Wenn ich es mir gut überlege, muss ich sagen: Trotz eigener Zweifel und Ängste wünsche ich mir: Mein Gottvertrauen möge doch bestehen bleiben. Es möge sich quer stellen zu all diesen Ängsten und Sorgen. Und es gibt Momente, wo ich deutlich spüre: Mein Vertrauen in die Zukunft hat einen tieferen Grund.
Wie gesagt: Nicht, dass ich nicht selber auch sehr beunruhigt wäre durch so vieles Schlechte. Nicht, dass ich nicht auch manchmal wach liege und nicht zur Ruhe komme.
Und doch gibt es dann gottseidank immer wieder auch das Vertrauen, das sich einstellt trotzalledem. Obwohl Angst und Sorgen mich bedrängen, glaube ich doch, dass Gott alles gut machen wird.

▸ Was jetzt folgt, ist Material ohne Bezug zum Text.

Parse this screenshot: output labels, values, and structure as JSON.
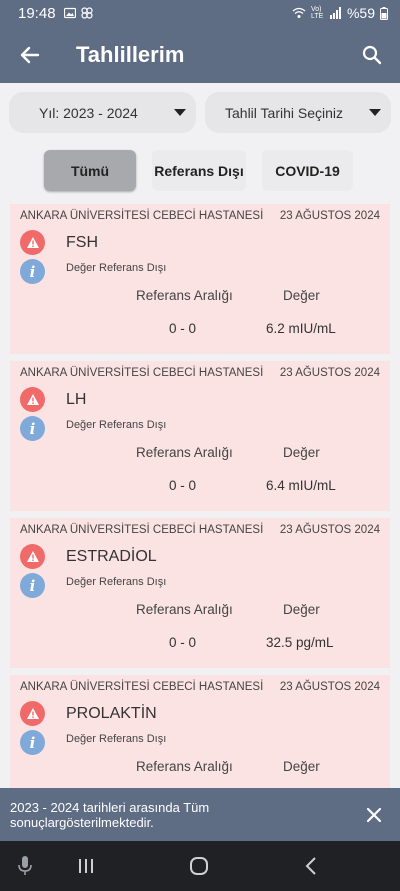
{
  "status_bar": {
    "time": "19:48",
    "battery": "%59",
    "network_label": "Vo) LTE",
    "left_icons": [
      "image-icon",
      "pinwheel-icon"
    ],
    "right_icons": [
      "wifi-icon",
      "signal-icon",
      "battery-icon"
    ]
  },
  "app_bar": {
    "title": "Tahlillerim",
    "back_icon": "arrow-left-icon",
    "search_icon": "search-icon"
  },
  "filters": {
    "year": "Yıl: 2023 - 2024",
    "date": "Tahlil Tarihi Seçiniz"
  },
  "tabs": [
    {
      "label": "Tümü",
      "active": true
    },
    {
      "label": "Referans Dışı",
      "active": false
    },
    {
      "label": "COVID-19",
      "active": false
    }
  ],
  "table_labels": {
    "ref_header": "Referans Aralığı",
    "value_header": "Değer"
  },
  "results": [
    {
      "hospital": "ANKARA ÜNİVERSİTESİ CEBECİ HASTANESİ",
      "date": "23 AĞUSTOS 2024",
      "test": "FSH",
      "status": "Değer Referans Dışı",
      "reference": "0 - 0",
      "value": "6.2 mIU/mL"
    },
    {
      "hospital": "ANKARA ÜNİVERSİTESİ CEBECİ HASTANESİ",
      "date": "23 AĞUSTOS 2024",
      "test": "LH",
      "status": "Değer Referans Dışı",
      "reference": "0 - 0",
      "value": "6.4 mIU/mL"
    },
    {
      "hospital": "ANKARA ÜNİVERSİTESİ CEBECİ HASTANESİ",
      "date": "23 AĞUSTOS 2024",
      "test": "ESTRADİOL",
      "status": "Değer Referans Dışı",
      "reference": "0 - 0",
      "value": "32.5 pg/mL"
    },
    {
      "hospital": "ANKARA ÜNİVERSİTESİ CEBECİ HASTANESİ",
      "date": "23 AĞUSTOS 2024",
      "test": "PROLAKTİN",
      "status": "Değer Referans Dışı",
      "reference": "",
      "value": ""
    }
  ],
  "snackbar": {
    "message": "2023 - 2024 tarihleri arasında Tüm sonuçlargösterilmektedir.",
    "close_icon": "close-icon"
  },
  "nav_bar": {
    "icons": [
      "microphone-icon",
      "recents-icon",
      "home-icon",
      "back-icon"
    ]
  },
  "colors": {
    "primary": "#5e6c84",
    "card_bg": "#fbe3e3",
    "warning": "#f06a6a",
    "info": "#7fa9d8"
  }
}
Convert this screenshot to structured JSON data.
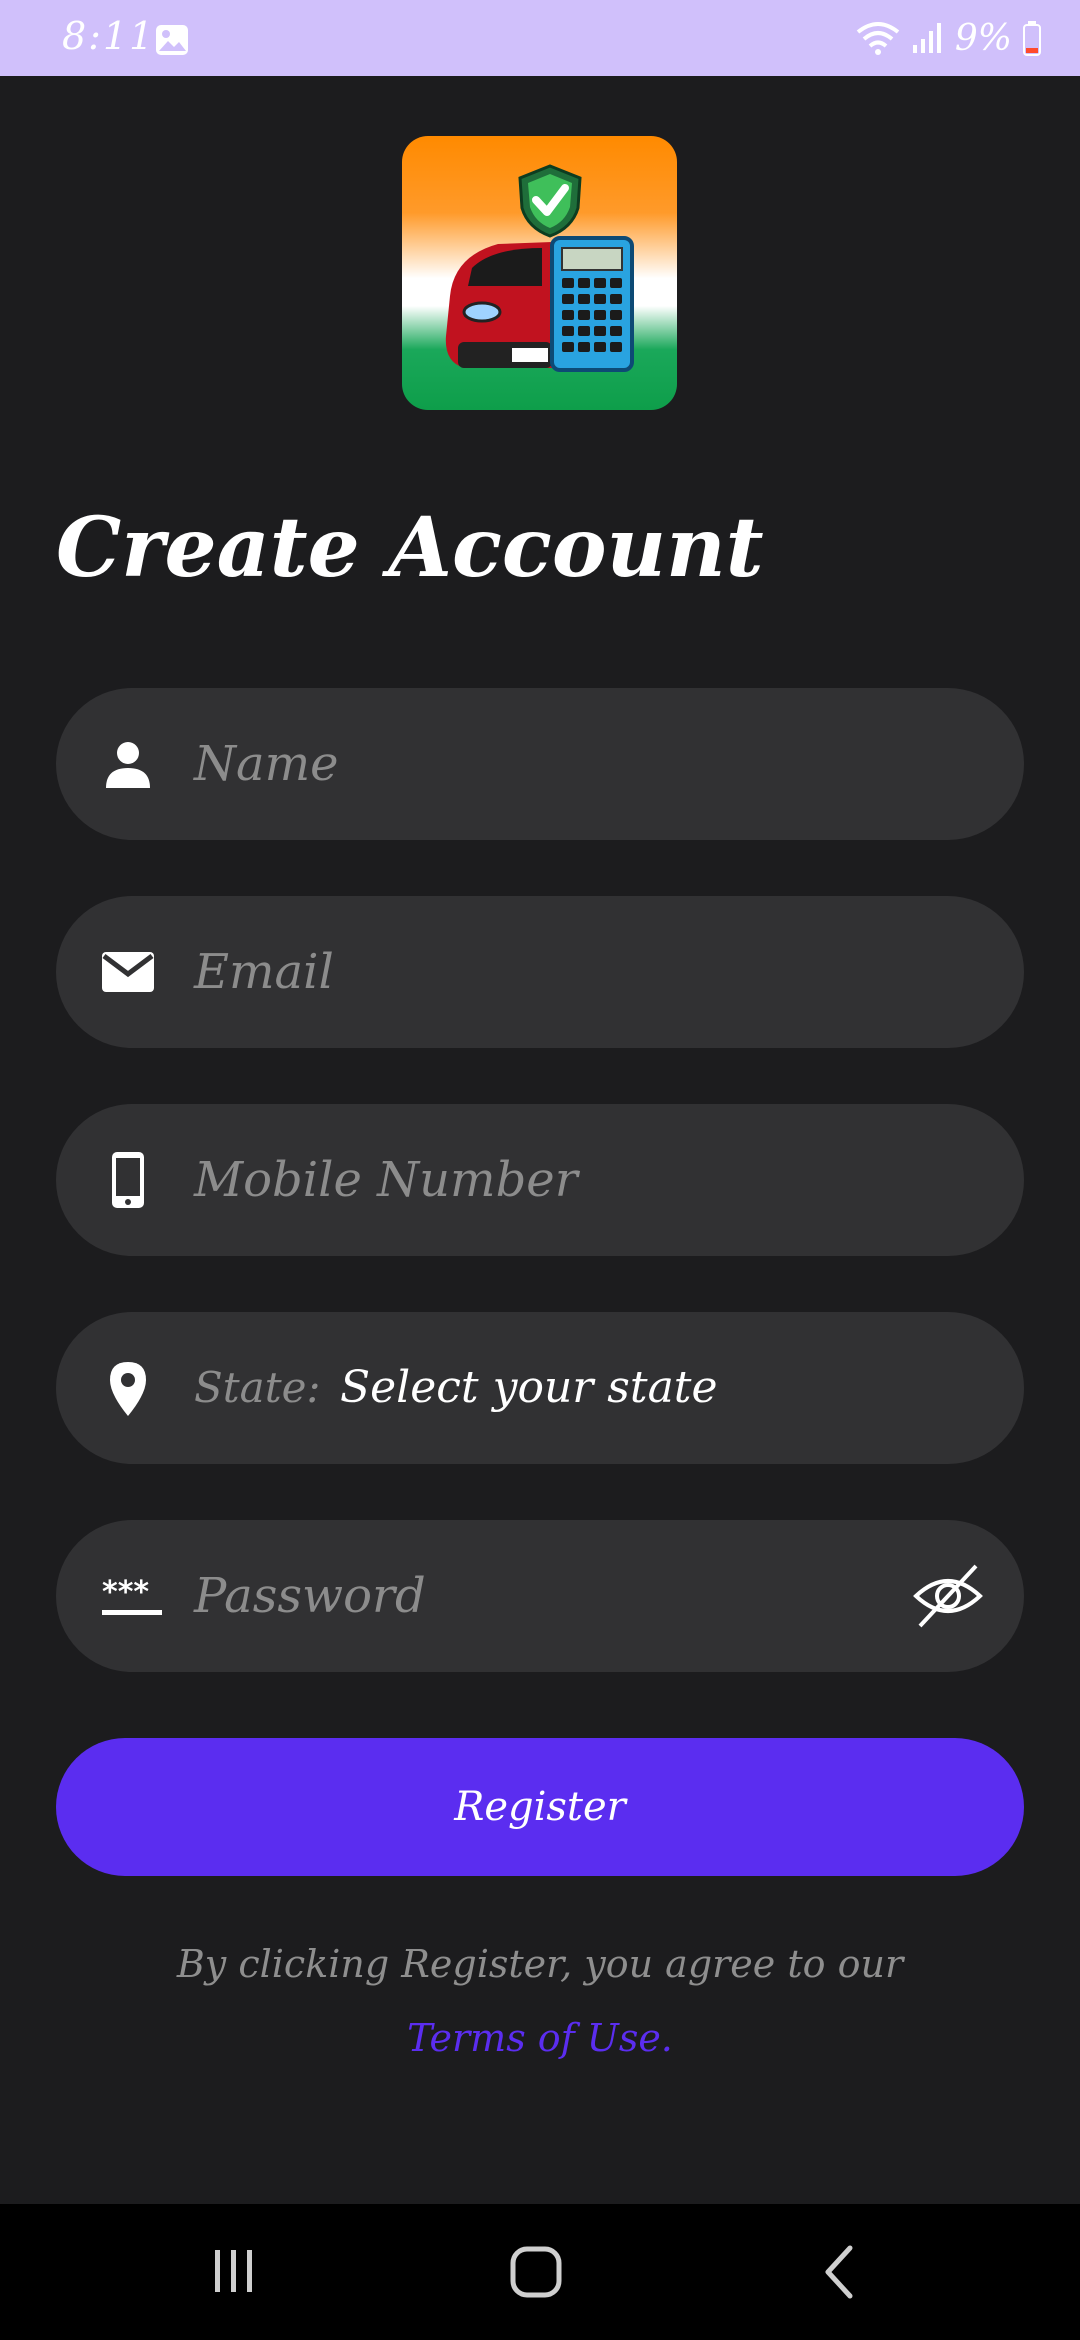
{
  "status_bar": {
    "time": "8:11",
    "battery_percent": "9%",
    "icons": [
      "image-icon",
      "wifi-icon",
      "signal-icon",
      "battery-icon"
    ]
  },
  "logo": {
    "icon": "car-calculator-logo",
    "colors": [
      "#ff8a00",
      "#ffffff",
      "#0e9e4a"
    ]
  },
  "title": "Create Account",
  "form": {
    "name": {
      "placeholder": "Name",
      "icon": "person-icon"
    },
    "email": {
      "placeholder": "Email",
      "icon": "mail-icon"
    },
    "mobile": {
      "placeholder": "Mobile Number",
      "icon": "phone-icon"
    },
    "state": {
      "label": "State:",
      "value": "Select your state",
      "icon": "location-pin-icon"
    },
    "password": {
      "placeholder": "Password",
      "icon": "password-icon",
      "toggle_icon": "eye-off-icon"
    }
  },
  "register_label": "Register",
  "agreement_text": "By clicking Register, you agree to our",
  "terms_link": "Terms of Use.",
  "colors": {
    "accent": "#5b2df0",
    "background": "#1c1c1e",
    "field": "#313133",
    "status_bar": "#d0c0fb"
  },
  "nav_bar": {
    "icons": [
      "recents-icon",
      "home-icon",
      "back-icon"
    ]
  }
}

Gottvertrauen, so haben es Menschen immer wieder erleben können, ist ein Vertrauen trotz Angst und Sorge. Gottvertrauen bewährt sich im trotzigen dennoch.
Mein liebstes Bibelwort zum Gottvertrauen sind Verse aus Psalm 73 (23-26), wo es heißt:
Dennoch bleibe ich stets an dir;
denn du hältst mich bei meiner rechten Hand,
du leitest mich nach deinem Rat und nimmst mich am Ende mit Ehren an.
Wenn ich nur dich habe,
so frage ich nichts nach Himmel und Erde.
Wenn mir gleich Leib und Seele verschmachtet,
so bist du doch, Gott, allezeit meines Herzens Trost und mein Teil.
Musik J.S. Bach, Präludium d-moll BWV 851
Dennoch bleibe ich stets an dir;
denn du hältst mich bei meiner rechten Hand.
Es ist dieses Gottvertrauen trotz so mancher Widrigkeiten und Herausforderungen, um das es gehen soll im neuen Jahr. Das wünsche ich mir, und das wünsche ich Ihnen.
Und damit wir auch die Kraft haben, dieses „Dennoch“, wovon der Psalm spricht, zu leben und zu empfinden, braucht es die anderen Menschen. Menschen, die mit uns in dieselbe Richtung schauen. Menschen, die uns Mut machen können.
In der Geschichte mit dem achtjährigen Jonathan war es das Gebet, das alle in der Familie sprechen konnten, was geholfen hat. Jonathan konnte erleben: ich bin geborgen bei Gott und ich bin geborgen in einer Gemeinschaft, die Vertrauen hat und Vertrauen gibt.
Ich glaube, es braucht dieses gegenseitige Erinnern „Habe Vertrauen!“, das uns am Ende hilft, das Vertrauen auch zu leben.
Eine Form dieser Gemeinschaft ist noch immer die christliche Gemeinde. Ich weiß, viele Menschen haben da auch schon Enttäuschendes erlebt. Aber für viele ist der Gottesdienst noch immer eine Kraftquelle und eine Gemeinschaft, die Mut macht.
Gottvertrauen – halten Sie im neuen Jahr danach Ausschau! Wo sind die Menschen, die Ihnen guttun und Sie stärken können, wenn Sie unsicher sind? Welche Worte machen Ihnen Mut?
Mit Gottvertrauen kann Sie nichts völlig entmutigen. Dann können wir mit dem Psalmdichter beten:
Wenn ich nur dich habe,
so frage ich nichts nach Himmel und Erde.
Wenn mir gleich Leib und Seele verschmachtet,
so bist du doch, Gott, allezeit meines Herzens Trost und mein Teil.